The following topic came up in the context of my project, which has been expanding to include new areas of mathematics that I did not initially anticipate. Consequently, I have had to learn about several new areas of mathematics; this is, of course, a common experience at RSI. For me, the representation theory of Lie algebras has been one of those areas, and I will post here about it to help myself understand it. Right here, I’ll aim to cover the groundwork necessary to get to the actual representation theory in a future post.

Lie Algebras

Throughout, we work over {{\mathbb C}}, or even an algebraically closed field of characteristic zero.

Definition 1 A Lie algebra is a finite-dimensional vector space {L} with a Lie bracket {[\cdot, \cdot]: L \times L \rightarrow L} satisfying:

  • The bracket {[\cdot, \cdot]: L \times L \rightarrow L} is {{\mathbb C}}-bilinear in both variables.
  • {[A,B] = -[B,A]} for any {A,B \in L}.
  • {[A, [B,C]] + [B, [C,A]] + [C, [A,B]] = 0}. This is the Jacobi identity.

To elucidate the meaning of the conditions, let’s look at a few examples.

Here are two easy ones:

Example 1 Any vector space is a Lie algebra with the bracket the zero map. Such Lie algebras are called commutative.

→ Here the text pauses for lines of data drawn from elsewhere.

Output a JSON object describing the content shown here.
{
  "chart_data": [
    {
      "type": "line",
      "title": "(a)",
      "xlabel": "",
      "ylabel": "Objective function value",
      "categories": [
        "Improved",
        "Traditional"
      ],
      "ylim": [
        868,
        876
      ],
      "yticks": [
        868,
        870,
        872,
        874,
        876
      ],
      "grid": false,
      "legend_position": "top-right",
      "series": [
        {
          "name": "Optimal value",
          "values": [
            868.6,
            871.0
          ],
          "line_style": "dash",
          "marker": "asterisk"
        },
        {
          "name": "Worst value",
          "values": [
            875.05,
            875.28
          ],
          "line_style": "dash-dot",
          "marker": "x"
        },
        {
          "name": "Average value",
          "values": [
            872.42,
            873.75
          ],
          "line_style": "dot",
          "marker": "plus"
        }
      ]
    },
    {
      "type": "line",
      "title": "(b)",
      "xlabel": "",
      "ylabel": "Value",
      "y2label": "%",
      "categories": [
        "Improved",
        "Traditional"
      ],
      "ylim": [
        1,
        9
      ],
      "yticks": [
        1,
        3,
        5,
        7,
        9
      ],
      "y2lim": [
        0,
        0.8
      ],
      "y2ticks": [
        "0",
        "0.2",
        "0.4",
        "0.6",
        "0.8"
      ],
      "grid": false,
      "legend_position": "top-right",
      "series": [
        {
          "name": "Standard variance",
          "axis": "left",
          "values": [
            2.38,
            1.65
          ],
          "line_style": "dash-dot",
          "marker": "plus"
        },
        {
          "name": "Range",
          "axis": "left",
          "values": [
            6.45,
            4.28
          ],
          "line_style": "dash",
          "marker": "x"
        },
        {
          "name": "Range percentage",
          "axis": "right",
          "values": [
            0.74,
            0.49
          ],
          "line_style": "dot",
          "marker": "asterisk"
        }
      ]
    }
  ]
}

Example 2 Suppose {L_1, L_2} are Lie algebras. Then {L_1 \oplus L_2} is a Lie algebra as well, if the Lie bracket is defined as:

\displaystyle  [(x_1, x_2), (y_1, y_2)] = ( [x_1, x_2], [y_1, y_2] ).

This is the direct sum

Lie algebras arise frequently in a more interesting way:

Definition 2 Let {R} be a finite-dimensional associative {{\mathbb C}}-algebra. Then the Lie bracket of {a,b \in R} is defined as {[a,b] = ab - ba}; this makes {R} into a Lie algebra, as is easily checked (but associativity is important).

Note in particular the resemblance of the Lie bracket to commutators in group theory. For instance, {[a,b]=0} iff {a,b} commute with each other.

Many of the important Lie algebras in fact arise in this way, from rings, especially matrix rings:

Definition 3 Fix {n \in \mathbb{N}}. We define {\mathfrak{gl}_n} as the Lie algebra coming as above from the ring of {n}-by-{n} complex-valued matrices, with the usual Lie bracket.

It is often of interest to consider Lie subalgebras of {\mathfrak{gl}_n}. One of the most important is {\mathfrak{sl}_n}:

Definition 4 {\mathfrak{sl}_n} is the space of complex {n}-by-{n} matrices whose trace is zero.

One must actually check that {\mathfrak{sl}_n} is indeed a Lie subalgebra. But this follows from the identity

\displaystyle  Tr(AB) = Tr(BA)

if {A,B} are {n}-by-{n} matrices. So {Tr([A,B])=0}, for any {A,B}.

Representations

In general, a representation of some algebraic object is an action of that object on a vector space in a manner compatible with its algebraic structure. In our case, this will mean respecting the bracket.

Definition 5 A representation of {L} is a {{\mathbb C}}-linear map {\rho: L \rightarrow M_n({\mathbb C})} ({M_n({\mathbb C})} is the space of {n}-by-{n} matrices, which is an associative algebra) such that

\displaystyle   \rho([X,Y]) = [\rho(X), \rho(Y)]. \ \ \ \ \ (1)

In other words it is a Lie algebra-homomorphism {L \rightarrow \mathfrak{gl}_n}. This resembles the notion of group representations, where we had group-homomorphisms {G \rightarrow GL_n}.

One can also phrase the above definition in the following way.

Example 3 A (finite-dimensional) representation of {L} is a finite-dimensional vector space {V} with a {{\mathbb C}}-bilinear map {L \times V \rightarrow V}, say denoted by {M, v \rightarrow Mv}, such that

\displaystyle   [M_1, M_2] v = M_1 (M_2 v) - M_2( M_1 v).\ \ \ \ \ (2)

The equivalence of this phrasing with the previous one follows from the correspondence between linear transformations and matrices. Looking at the (initial) definition, a representation of {L} on {V} means a map {\rho: L \rightarrow \mathfrak{gl}_n} if {V} has dimension {n}. Then, we define for {X \in L, v \in V},

\displaystyle  Xv = \rho(X) v;

this gives a map {L \times V \rightarrow V}, and since {\rho} is a Lie homomorphism, (2) is satisfied. Similarly, one can work the other way.

There is a parallel here with the notion of modules and even group representations, which arise if one takes an “enveloping algebra” of {L}; this, however, is better saved for a later post with more generality.

So, I’m planning to continue this series with a post on {\mathfrak{sl}_2} and its irreducible representations, and then possibly talk about Engel and Lie, semisimple Lie algebras, and further into representation theory.